There are two places where caching decisions can be made:
- in VP, I could use dataset name to aid decision to make a VP replica or not.
- in Rucio when deciding to prepend or not xcache to the path. Decisions would be based on filename.
Questions to be answered:
- are there datasets that need not be cached at all ? Yes. ds=panda.um.* always have cache hit rate: 1.
- why are there differences in caching efficiency between sites ?
- can we optimize VP placements to create more datasets that are more reused ?
-
per file: from xcache g-stream. does not have dataset information.
-
dataset lookups: VP reports which datasets are asked for.
-
find out what are .log.tgz files for. These are almost never accessed twice. These are pmerge jobs. They have two input datasets: one containing log files and other one containing root files.

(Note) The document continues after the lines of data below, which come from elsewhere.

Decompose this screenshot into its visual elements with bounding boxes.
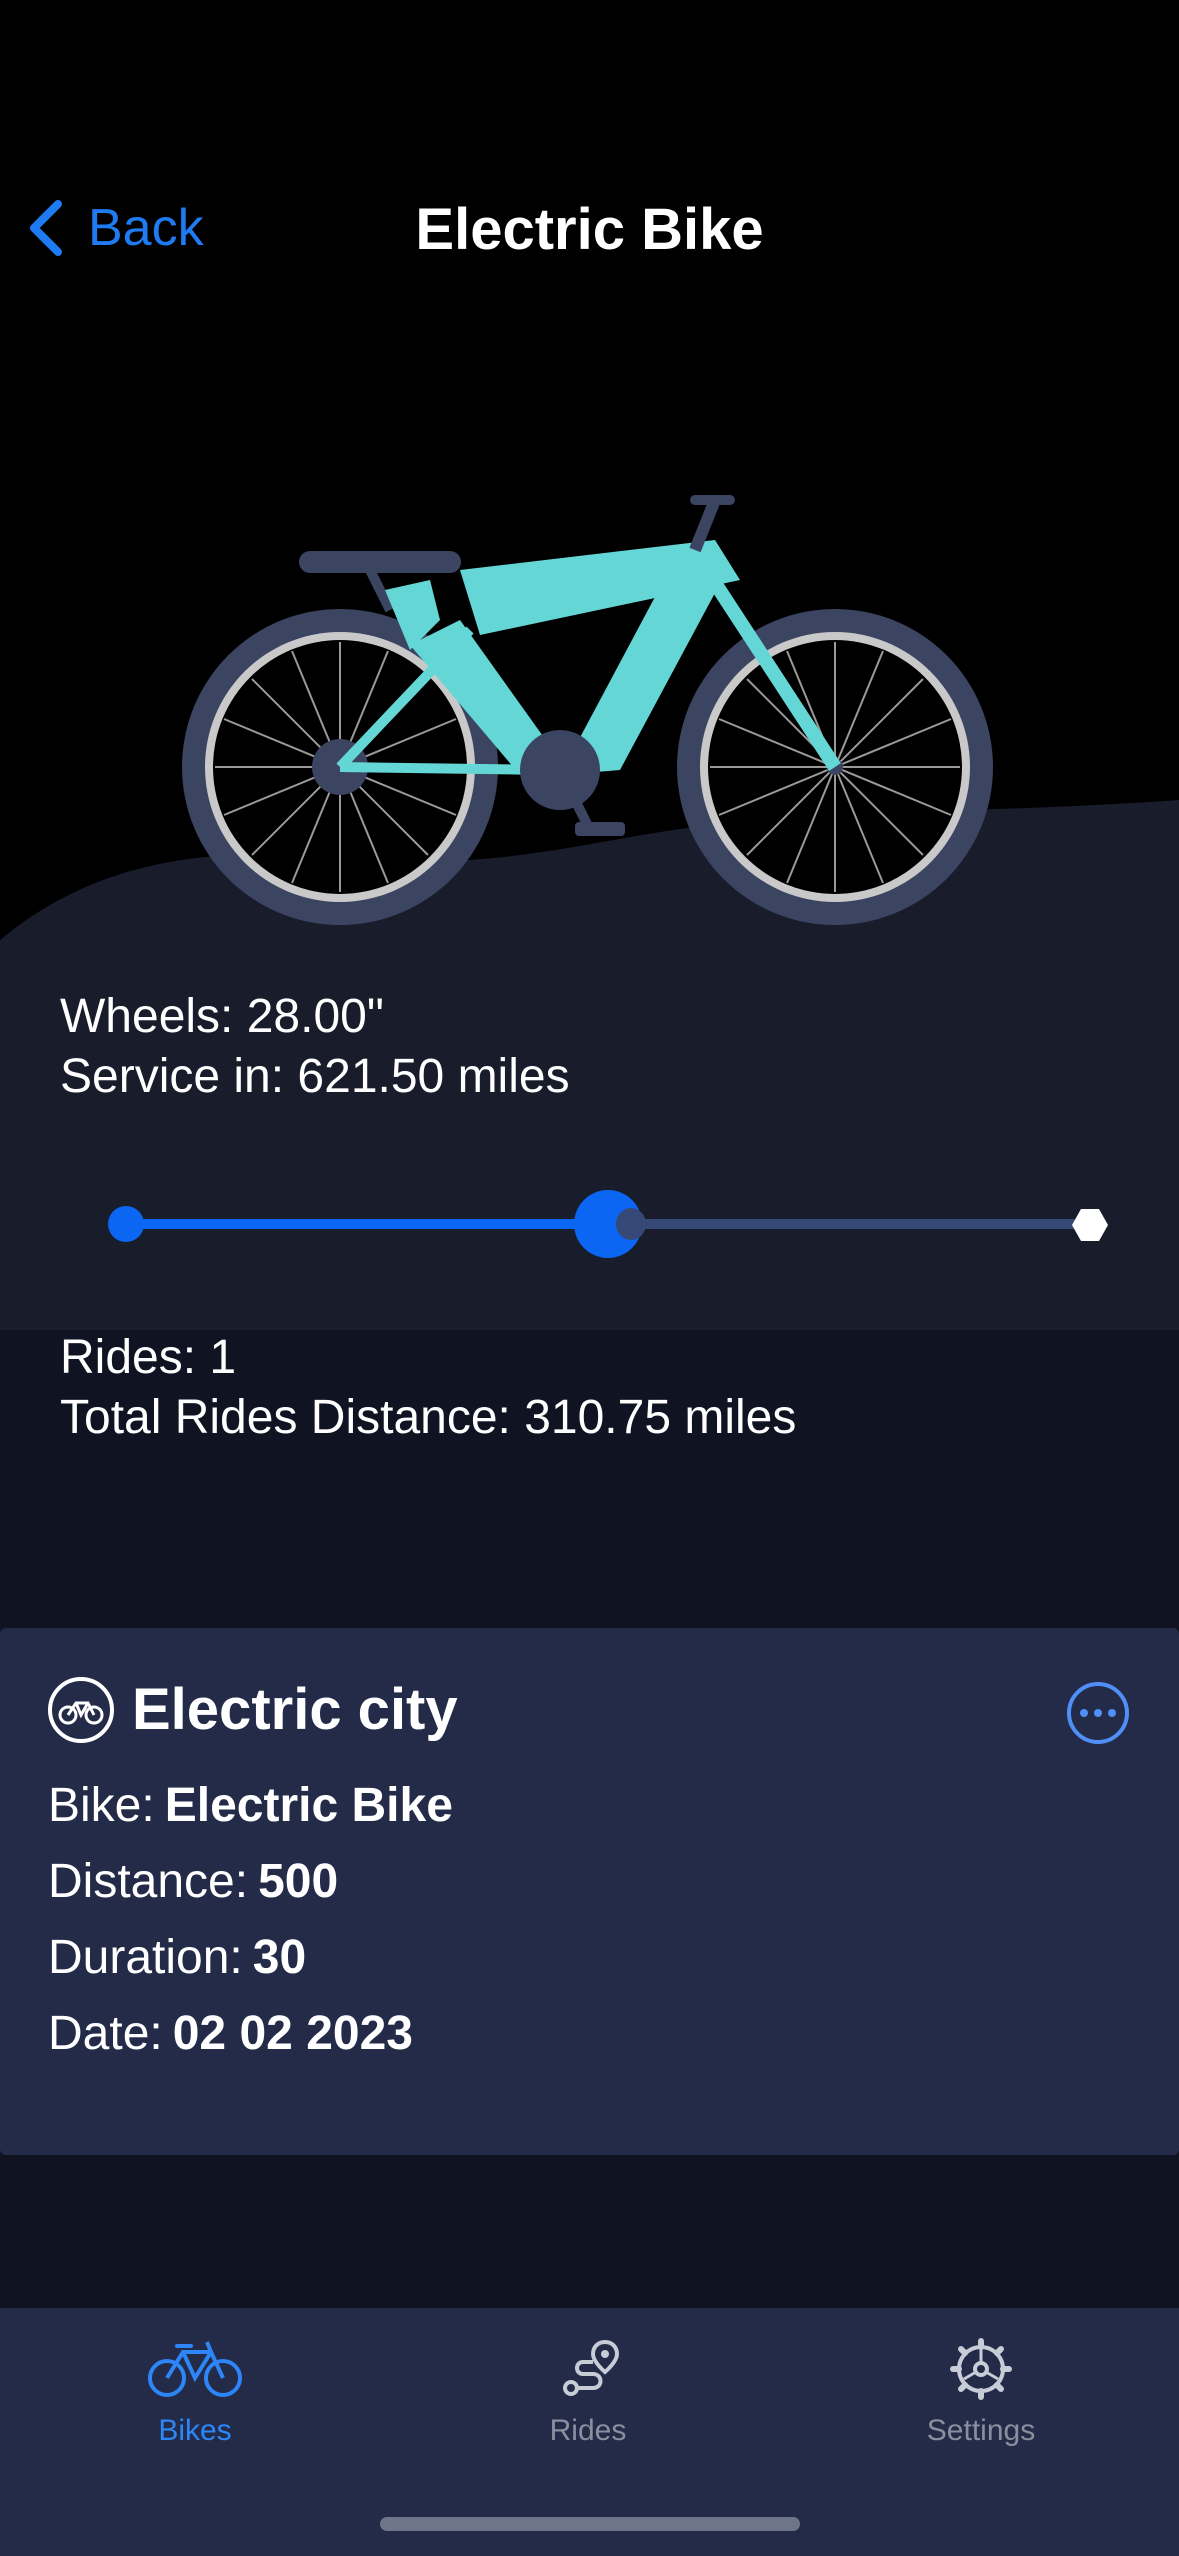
tab-settings[interactable]: Settings [851, 2338, 1111, 2448]
ride-card-header: Electric city [48, 1676, 458, 1743]
ride-duration-row: Duration: 30 [48, 1920, 453, 1996]
route-icon [563, 2339, 619, 2396]
ride-details: Bike: Electric Bike Distance: 500 Duration… [48, 1768, 453, 2072]
tab-rides-label: Rides [549, 2414, 627, 2447]
ride-date-row: Date: 02 02 2023 [48, 1996, 453, 2072]
tab-settings-label: Settings [926, 2414, 1036, 2447]
ride-title: Electric city [132, 1677, 458, 1742]
bicycle-icon [148, 2341, 242, 2397]
nav-bar: Back Electric Bike [0, 180, 1179, 280]
bike-illustration [182, 495, 993, 925]
bike-details: Wheels: 28.00" Service in: 621.50 miles [60, 987, 570, 1107]
ride-distance-row: Distance: 500 [48, 1844, 453, 1920]
ride-stats: Rides: 1 Total Rides Distance: 310.75 mi… [60, 1328, 796, 1448]
ride-card[interactable]: Electric city Bike: Electric Bike Distanc… [0, 1628, 1179, 2155]
page-title: Electric Bike [415, 197, 764, 262]
service-text: Service in: 621.50 miles [60, 1050, 570, 1103]
row-label: Duration: [48, 1931, 243, 1984]
row-label: Distance: [48, 1855, 249, 1908]
row-label: Bike: [48, 1779, 155, 1832]
row-value: 02 02 2023 [172, 2007, 413, 2060]
slider-thumb[interactable] [574, 1190, 646, 1258]
service-progress-slider[interactable] [108, 1180, 1108, 1270]
total-distance-text: Total Rides Distance: 310.75 miles [60, 1391, 797, 1444]
row-value: Electric Bike [164, 1779, 453, 1832]
ellipsis-icon [1080, 1709, 1088, 1717]
row-label: Date: [48, 2007, 163, 2060]
home-indicator [380, 2517, 800, 2531]
slider-start-dot [108, 1206, 144, 1242]
row-value: 500 [258, 1855, 339, 1908]
tab-rides[interactable]: Rides [458, 2338, 718, 2448]
ride-bike-row: Bike: Electric Bike [48, 1768, 453, 1844]
rides-count-text: Rides: 1 [60, 1331, 237, 1384]
more-options-button[interactable] [1067, 1682, 1129, 1744]
wheels-text: Wheels: 28.00" [60, 990, 384, 1043]
gear-icon [950, 2338, 1012, 2400]
row-value: 30 [252, 1931, 307, 1984]
slider-end-marker [1072, 1209, 1108, 1241]
tab-bikes[interactable]: Bikes [65, 2338, 325, 2448]
tab-bikes-label: Bikes [158, 2414, 232, 2447]
slider-fill [128, 1219, 608, 1229]
bicycle-badge-icon [48, 1676, 114, 1743]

Both datasets and files always start with "panda.um.". Files are accessed only once. Fill factor is 100%.
-
find out when, why, and where from .lib.tgz files are read.
-
make a code that uses Rucio to get file to DS mapping.
- VP has been set to not create Virtual Placement for datasets starting with "panda.um.". Source for pmerge jobs is always scratch disk. All of the VP queues have scratch disk mounted for r/w. That's why even with no VP replica, local pmerge jobs will run in VP queue. As long as scratch disk is local to the VP queue, these should not use xcache and be visible in gStream. Sites mounting remote scratch disk will still see pmerge jobs in xcache.